Gavin Nicol (gtn@ebt.com)
Fri, 10 Feb 95 10:53:53 EST

I must say thank you to Albert for both supplying references when I
needed them, and for now understanding what I was trying to say!

>It seems possible that we could define the DTD in terms of Unicode
>and map/project this onto other character sets as required *even
>if Unicode is not used as the transport charset*. This may be what
>Gavin is suggesting with ERCS; I'm not sure, but I think it is
>worth thinking about. This could accomidate use of many characters
>codes for transport, though codes that did not contain all the
>markup characters might have to be converted to Unicode.

This is exactly what I am proposing. Is my English really so difficult
to understand? I *have* been in Japan a long time... perhaps I have
lost the flair for the language I once used so well...

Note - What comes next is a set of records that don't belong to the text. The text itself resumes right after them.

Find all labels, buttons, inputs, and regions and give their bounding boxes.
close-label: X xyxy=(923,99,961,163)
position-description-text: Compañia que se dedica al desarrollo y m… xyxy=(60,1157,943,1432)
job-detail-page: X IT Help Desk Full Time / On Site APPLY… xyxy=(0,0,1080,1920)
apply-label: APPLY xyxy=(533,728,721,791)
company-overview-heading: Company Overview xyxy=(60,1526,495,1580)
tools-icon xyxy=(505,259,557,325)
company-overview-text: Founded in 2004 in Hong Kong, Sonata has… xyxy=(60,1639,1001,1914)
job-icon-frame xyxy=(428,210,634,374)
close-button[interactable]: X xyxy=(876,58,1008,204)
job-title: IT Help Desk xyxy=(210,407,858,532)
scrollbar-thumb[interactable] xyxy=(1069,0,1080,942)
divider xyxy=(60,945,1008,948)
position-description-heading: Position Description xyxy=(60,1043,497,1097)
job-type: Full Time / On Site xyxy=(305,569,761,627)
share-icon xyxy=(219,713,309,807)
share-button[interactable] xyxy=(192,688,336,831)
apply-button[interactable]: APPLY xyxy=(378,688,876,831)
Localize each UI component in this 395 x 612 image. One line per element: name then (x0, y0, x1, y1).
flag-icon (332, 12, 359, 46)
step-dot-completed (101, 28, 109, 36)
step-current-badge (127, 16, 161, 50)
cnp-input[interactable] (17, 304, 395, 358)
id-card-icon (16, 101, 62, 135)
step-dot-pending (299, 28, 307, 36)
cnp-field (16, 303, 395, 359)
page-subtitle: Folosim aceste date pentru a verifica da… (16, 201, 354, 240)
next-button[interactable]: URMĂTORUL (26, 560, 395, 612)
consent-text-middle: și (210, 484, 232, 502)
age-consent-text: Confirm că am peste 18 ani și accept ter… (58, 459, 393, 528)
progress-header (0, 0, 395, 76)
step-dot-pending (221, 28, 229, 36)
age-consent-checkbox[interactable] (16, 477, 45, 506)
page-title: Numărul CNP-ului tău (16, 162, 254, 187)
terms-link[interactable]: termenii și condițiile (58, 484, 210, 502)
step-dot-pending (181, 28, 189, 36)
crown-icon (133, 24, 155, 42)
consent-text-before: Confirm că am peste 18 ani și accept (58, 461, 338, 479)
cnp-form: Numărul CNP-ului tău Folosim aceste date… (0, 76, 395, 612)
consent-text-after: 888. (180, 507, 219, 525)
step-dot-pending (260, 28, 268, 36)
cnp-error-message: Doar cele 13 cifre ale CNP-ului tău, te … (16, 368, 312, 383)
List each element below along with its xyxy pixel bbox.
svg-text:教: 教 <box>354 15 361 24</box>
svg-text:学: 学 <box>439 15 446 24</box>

>* I think we should define some form of SGML markup to be used
>to indicate changes in language. A low-level mechanism for hinting
>at language changes (like the use of Unicode private codes) might
>use less bandwidth but be harder to implement across character
>sets. I think it is useful to be able to markup language changes
>even in ISO-8859-1 text.

Fine, though I dont't know many encodings in which one can change
language mid-stream without also changing the character set, which,
unless we are translating to a superset, *before* the parser, we
cannot accomplish (well) in SGML.

The low-level tag idea of mine is absolutely Unicode-specific, and
should henceforth be thought of primarily as an encoding of Unicode,
not as a raw Unicode stream (though it may be interpreted as such).

TEI should be required reading for all SGML adepts.